Arkansas has many protected natural areas administered by several different organizations. The Ozark Mountain forests have been subdivided into the Ozark National Forest, St. Francis National Forest, and the Ouachita National Forest, maintained by the United States Forest Service. The Forest Service also maintains the Black Fork Mountain Wilderness, Blanchard Springs Caverns, and several other recreational areas within the forests.

Administered by the National Park Service (NPS), Hot Springs National Park was the nation's first national park. The park includes structures from when it was a flourishing resort: Bathhouse Row is a formerly bustling avenue of Gilded Age architecture bathhouses; each drew on the spring water of the site with claims to cure dozens of ailments. There was also a racetrack and associated resort nearby.

The NPS also maintains three National Historic Sites in Arkansas: Fort Smith National Historic Site, Little Rock Central High School, and the President Clinton Birthplace. Pea Ridge National Military Park is the only National Military Park, and Arkansas Post National Memorial is the only National Memorial in the state.

The Arkansas Department of Parks and Tourism maintains 52 state parks in Arkansas as well as Poison Springs State Forest.

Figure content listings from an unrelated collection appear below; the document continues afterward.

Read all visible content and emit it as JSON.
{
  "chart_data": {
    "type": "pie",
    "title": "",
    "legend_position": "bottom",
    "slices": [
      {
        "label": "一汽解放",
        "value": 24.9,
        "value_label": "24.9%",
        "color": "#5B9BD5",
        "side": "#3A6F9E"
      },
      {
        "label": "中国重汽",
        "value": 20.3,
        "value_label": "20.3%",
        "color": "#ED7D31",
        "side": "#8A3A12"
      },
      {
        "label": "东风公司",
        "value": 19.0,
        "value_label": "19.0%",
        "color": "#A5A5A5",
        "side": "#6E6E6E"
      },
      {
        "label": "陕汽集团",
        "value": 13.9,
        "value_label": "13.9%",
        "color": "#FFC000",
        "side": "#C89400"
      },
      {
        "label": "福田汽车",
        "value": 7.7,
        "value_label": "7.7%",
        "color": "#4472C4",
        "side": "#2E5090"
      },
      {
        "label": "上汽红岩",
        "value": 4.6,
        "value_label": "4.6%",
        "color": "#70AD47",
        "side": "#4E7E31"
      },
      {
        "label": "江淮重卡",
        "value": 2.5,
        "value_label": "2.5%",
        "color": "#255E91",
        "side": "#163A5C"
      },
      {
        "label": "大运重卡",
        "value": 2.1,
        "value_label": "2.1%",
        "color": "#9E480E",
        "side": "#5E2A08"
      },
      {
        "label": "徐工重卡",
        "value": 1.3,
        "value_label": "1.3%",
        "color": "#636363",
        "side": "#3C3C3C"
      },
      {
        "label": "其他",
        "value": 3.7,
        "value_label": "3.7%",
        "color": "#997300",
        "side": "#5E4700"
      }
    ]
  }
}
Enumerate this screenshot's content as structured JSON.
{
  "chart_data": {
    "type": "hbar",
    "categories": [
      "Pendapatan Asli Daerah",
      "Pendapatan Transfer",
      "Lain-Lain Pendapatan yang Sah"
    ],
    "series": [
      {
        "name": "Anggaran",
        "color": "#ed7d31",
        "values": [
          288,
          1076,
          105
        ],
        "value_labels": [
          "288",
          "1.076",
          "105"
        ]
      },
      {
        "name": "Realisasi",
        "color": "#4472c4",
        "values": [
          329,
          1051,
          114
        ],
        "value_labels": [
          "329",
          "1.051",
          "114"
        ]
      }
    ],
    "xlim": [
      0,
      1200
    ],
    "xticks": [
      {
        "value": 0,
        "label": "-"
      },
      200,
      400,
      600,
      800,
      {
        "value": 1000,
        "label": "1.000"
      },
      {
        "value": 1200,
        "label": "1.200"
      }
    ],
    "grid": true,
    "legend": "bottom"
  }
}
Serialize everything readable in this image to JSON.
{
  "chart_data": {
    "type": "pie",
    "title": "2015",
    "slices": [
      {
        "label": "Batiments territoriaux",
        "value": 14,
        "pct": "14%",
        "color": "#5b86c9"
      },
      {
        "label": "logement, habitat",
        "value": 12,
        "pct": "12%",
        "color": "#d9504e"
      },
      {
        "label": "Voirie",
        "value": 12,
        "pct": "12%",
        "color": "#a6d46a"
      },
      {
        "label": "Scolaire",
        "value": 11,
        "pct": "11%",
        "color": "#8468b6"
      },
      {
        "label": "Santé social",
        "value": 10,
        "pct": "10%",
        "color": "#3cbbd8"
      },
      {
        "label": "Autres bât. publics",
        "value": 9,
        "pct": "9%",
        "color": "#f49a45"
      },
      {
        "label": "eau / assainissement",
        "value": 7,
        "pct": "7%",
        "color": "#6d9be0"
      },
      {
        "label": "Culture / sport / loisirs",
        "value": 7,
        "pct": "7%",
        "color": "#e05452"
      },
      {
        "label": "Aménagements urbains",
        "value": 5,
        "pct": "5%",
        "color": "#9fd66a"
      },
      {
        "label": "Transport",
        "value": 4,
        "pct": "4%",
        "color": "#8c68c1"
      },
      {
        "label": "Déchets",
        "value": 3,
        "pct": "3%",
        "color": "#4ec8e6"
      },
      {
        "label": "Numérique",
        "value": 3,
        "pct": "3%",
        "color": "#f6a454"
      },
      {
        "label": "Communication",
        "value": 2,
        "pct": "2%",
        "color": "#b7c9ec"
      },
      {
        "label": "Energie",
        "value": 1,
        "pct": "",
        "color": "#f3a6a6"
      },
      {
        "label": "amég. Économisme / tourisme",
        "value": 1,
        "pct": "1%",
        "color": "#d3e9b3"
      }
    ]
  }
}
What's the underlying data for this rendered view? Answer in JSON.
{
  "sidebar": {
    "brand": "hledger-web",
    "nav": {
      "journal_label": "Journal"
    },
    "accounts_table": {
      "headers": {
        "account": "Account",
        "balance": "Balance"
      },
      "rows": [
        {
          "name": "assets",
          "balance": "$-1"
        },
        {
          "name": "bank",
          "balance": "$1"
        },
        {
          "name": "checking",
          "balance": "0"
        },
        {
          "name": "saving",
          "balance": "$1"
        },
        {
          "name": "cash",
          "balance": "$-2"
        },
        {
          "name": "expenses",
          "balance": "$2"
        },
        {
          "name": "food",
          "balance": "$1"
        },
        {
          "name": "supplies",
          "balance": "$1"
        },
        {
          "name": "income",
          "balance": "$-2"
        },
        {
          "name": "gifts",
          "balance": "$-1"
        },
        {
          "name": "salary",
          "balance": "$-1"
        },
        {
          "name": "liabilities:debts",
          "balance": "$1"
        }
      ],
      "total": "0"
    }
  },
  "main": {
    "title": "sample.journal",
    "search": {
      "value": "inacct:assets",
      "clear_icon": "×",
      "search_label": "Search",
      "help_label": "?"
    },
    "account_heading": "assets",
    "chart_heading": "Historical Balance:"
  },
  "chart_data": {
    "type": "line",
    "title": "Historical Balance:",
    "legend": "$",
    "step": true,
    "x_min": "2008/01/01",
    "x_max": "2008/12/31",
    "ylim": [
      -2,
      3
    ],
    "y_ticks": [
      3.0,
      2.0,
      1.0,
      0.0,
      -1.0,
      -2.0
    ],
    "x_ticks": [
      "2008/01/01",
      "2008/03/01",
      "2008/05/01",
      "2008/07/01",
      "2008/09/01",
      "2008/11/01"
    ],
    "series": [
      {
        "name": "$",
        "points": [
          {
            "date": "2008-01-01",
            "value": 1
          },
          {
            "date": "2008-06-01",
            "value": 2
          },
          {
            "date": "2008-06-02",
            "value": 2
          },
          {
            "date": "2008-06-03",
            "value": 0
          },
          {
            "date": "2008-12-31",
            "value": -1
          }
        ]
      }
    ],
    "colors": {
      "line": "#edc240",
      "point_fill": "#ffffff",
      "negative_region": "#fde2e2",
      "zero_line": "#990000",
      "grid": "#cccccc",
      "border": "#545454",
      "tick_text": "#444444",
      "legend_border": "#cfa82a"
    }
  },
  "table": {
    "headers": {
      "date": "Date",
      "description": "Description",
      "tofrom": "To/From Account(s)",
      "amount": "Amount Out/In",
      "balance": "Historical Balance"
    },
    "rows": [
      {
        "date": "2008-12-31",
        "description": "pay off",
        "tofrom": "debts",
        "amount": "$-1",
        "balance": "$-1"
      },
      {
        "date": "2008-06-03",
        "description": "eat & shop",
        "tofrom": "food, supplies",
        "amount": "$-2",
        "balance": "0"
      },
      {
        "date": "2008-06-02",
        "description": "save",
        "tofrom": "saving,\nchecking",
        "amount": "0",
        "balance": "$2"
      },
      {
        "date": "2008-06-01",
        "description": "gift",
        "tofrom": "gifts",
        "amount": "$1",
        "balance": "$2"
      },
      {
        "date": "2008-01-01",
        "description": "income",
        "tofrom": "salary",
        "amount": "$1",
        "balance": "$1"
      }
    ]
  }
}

Parks range from large forested areas for hiking enthusiasts, to lakes and rivers for watersports, to interpretive historical sites, to cemeteries celebrating historically significant Arkansans. Some of the most frequently visited parks include Mount Magazine State Park, DeGray Lake Resort State Park, Crater of Diamonds State Park, Pinnacle Mountain State Park, Petit Jean State Park, Devil's Den State Park, Crowley's Ridge State Park, and Lake Ouachita State Park.